Up till now, everything in my life had gone well; my parents loved me, I was a great Quidditch player, I had two amazing best friends (Becca Cooper and Joanna Saunders) and I had an outstanding set of O.W.L. results. But then, in true Malfoy fashion, I had to go and cock everything up.
'Shit.' I thought as I stared at the big red plus sign staring into my eyes. The test was positive. I was pregnant and very surprised. I never thought that something like this could happen to me as I'd always assumed that I'd have children after marrying a man who I loved and wanted to be with for the rest of my life, so this was a major disappointment. I was scared stiff, I couldn't even move. It's weird how a sign you've been using for all your life can bring so much shock to you, but then again I guess that those plus signs were all used in different circumstances.
What was I going to do? I was about to start my seventh year at Hogwarts and was pregnant. PREGNANT FOR FUCK'S SAKE! Straight away I was filled with dread at the thought of telling my family. And is if things couldn't get any worse, my baby's father was the son of Harry Potter, long-time enemy of my father. It was bad enough when Mum and Dad found my younger brother Scorpius and Rose Weasley kissing in his room after secretly flooing Rose over to our's. I could just imagine the look Dad's face: a mix between angry, horrified, scared and disappointed. Mum could probably handle it better as she hadn't had a long rivalry with Harry Potter like my father had.

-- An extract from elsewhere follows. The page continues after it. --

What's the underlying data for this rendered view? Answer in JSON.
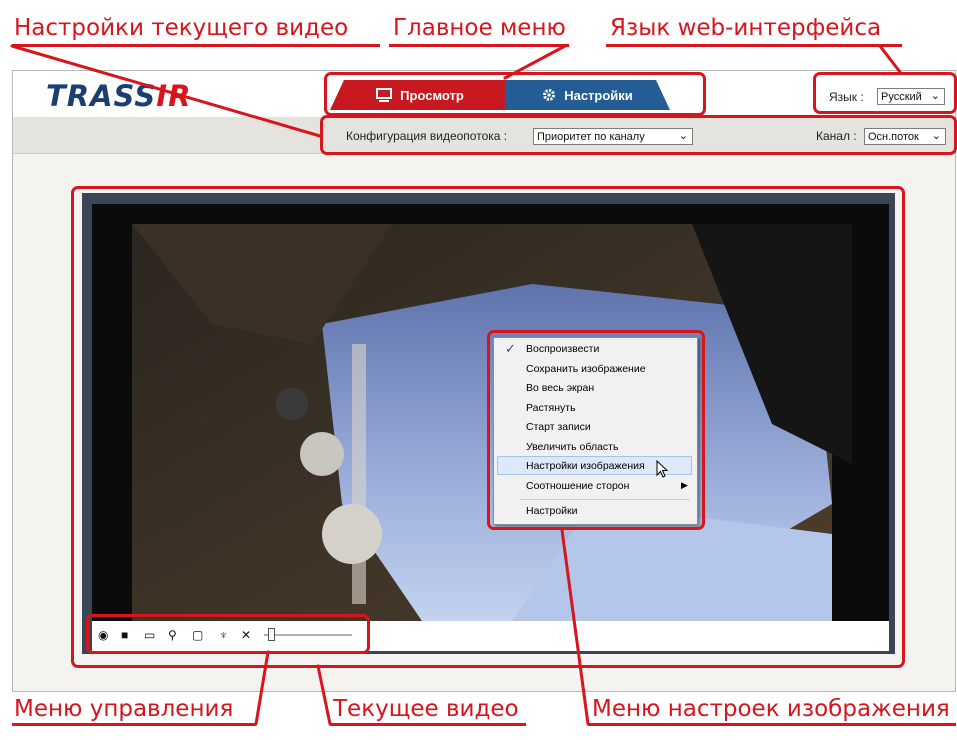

And then I'd have to tell Scorpius. He'd be so disappointed, not that I slept with a Potter, (he's friends with Albus Potter) but that I was pregnant at seventeen. There was also the worry that he'd tell Albus, who'd most likely tell James, which was a disaster waiting to happen.
And then my thoughts drifted to James Potter. He was tall, dark and handsome with gorgeous hazel eyes and untameable black hair. I loved it when he'd ruffle his hair and it always made me blush. I'd had a crush on him since first year, but I knew it wasn't mutual. Well, not really, not until that night. I always thought that the reason he never talked to me was because he hated my family, but maybe he was just shy as he fancied me? And now I'd have to drop the bombshell that he's going to be a father in approximately seven months. I wonder how he'd take it, would he be happy that he was going to have a child, or just as scared as I was? I was definitely not looking forward to this, not one bit. Maybe I could just avoid telling him altogether, you see it all the time on muggle television programmes (I watch them at Becca's house as her parents love all things 'muggle'. My Dad is not aware of this thankfully). Fictional women find out they're pregnant and don't tell the father for various reasons. However, these situations never seemed to work out as the father always seems to find out about his secret child.
I guess there really was no other option but to tell James. It was his right to know about his child, especially as it was to be the first grandchild of the mighty Harry Potter. However, I still had seven months until I was due to have the baby, so I decided to put off telling anyone for a while and I myself still hadn't gotten my head around it all.